The most important work of an organization is often not at the scheduled business meetings, but during the intervals between meetings. One can keep the organization moving between meetings through the use of committees.
A committee is a subgroup for an organization given a specific task to complete: interested members meeting together to analyze, clarify, and focus ideas on particular problems of the group on community concerns. Committees function to plan programs, to study issues in depth, to implement organizational goals, or to manage single aspects of the organization.
Committees have advantages over the larger organization. A small group can plan, deliberate and implement an assignment more efficiently than a large group. The atmosphere is more informal, promoting freedom in discussion which permits wider coverage of ideas. Committees involve group problem solving and thinking which encourages greater acceptance of solutions; plus, a committee can meet more often and work faster than the entire organization. Two common committees you will work with include: the standing and the ad hoc.

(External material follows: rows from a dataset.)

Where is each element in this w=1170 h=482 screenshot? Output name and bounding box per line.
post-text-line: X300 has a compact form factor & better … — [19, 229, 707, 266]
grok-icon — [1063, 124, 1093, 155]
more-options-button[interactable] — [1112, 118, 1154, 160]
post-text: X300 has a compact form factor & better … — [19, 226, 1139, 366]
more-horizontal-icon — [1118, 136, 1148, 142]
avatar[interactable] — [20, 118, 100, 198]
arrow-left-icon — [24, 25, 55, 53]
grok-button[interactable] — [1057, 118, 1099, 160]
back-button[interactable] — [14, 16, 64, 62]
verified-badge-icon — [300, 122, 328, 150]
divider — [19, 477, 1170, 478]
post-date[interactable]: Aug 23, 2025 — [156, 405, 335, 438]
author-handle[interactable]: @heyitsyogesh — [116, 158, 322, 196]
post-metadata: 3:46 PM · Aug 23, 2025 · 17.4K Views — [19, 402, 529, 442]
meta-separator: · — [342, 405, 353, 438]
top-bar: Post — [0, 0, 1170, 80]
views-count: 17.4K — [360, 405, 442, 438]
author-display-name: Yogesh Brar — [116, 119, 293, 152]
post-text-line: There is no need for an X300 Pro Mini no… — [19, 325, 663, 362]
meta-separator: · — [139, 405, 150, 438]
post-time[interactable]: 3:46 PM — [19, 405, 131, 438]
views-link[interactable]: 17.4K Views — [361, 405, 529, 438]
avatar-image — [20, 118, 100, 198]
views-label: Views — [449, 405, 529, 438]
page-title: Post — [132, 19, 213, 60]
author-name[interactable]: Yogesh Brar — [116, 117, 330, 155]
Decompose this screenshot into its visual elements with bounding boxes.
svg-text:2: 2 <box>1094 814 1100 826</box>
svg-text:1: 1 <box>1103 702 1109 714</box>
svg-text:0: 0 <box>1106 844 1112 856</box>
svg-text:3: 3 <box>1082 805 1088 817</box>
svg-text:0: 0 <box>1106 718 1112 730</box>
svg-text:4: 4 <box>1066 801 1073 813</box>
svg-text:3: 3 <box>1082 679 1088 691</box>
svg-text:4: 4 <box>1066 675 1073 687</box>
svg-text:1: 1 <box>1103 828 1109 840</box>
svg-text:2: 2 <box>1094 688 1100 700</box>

A standing committee continues year after year and manages a specific organizational aspect such as finance or publicity. A standing committee is named in the organizations by-laws.
An ad hoc committee is created to meet special short-term organizational needs such as a special event. Ad hoc committees plan and research, then make recommendations based on findings to the general membership for approval. After that point, this committee usually dissolves.
Since a great deal of an organization’s achievement depends upon committee work, selection of members is critical. A well functioning committee is a combination of a good leader and members who are able to communicate honestly. Also, committee members need to understand and accept the group development process that occurs in committee work. Key points in the committee construction process are listed below:
In selection of leaders, be sure:
- Everyone in the organization understands the goal of the committee before electing the leader.
- Organization members participate in selection of committee leaders.
- To stress the importance and prestige of the position. If you take a casual approach you are likely to get a loser.
- The leader is able to lead discussions and coordinate ideas.
- The leader understands the committee assignment and is willing to commit the necessary time to complete it.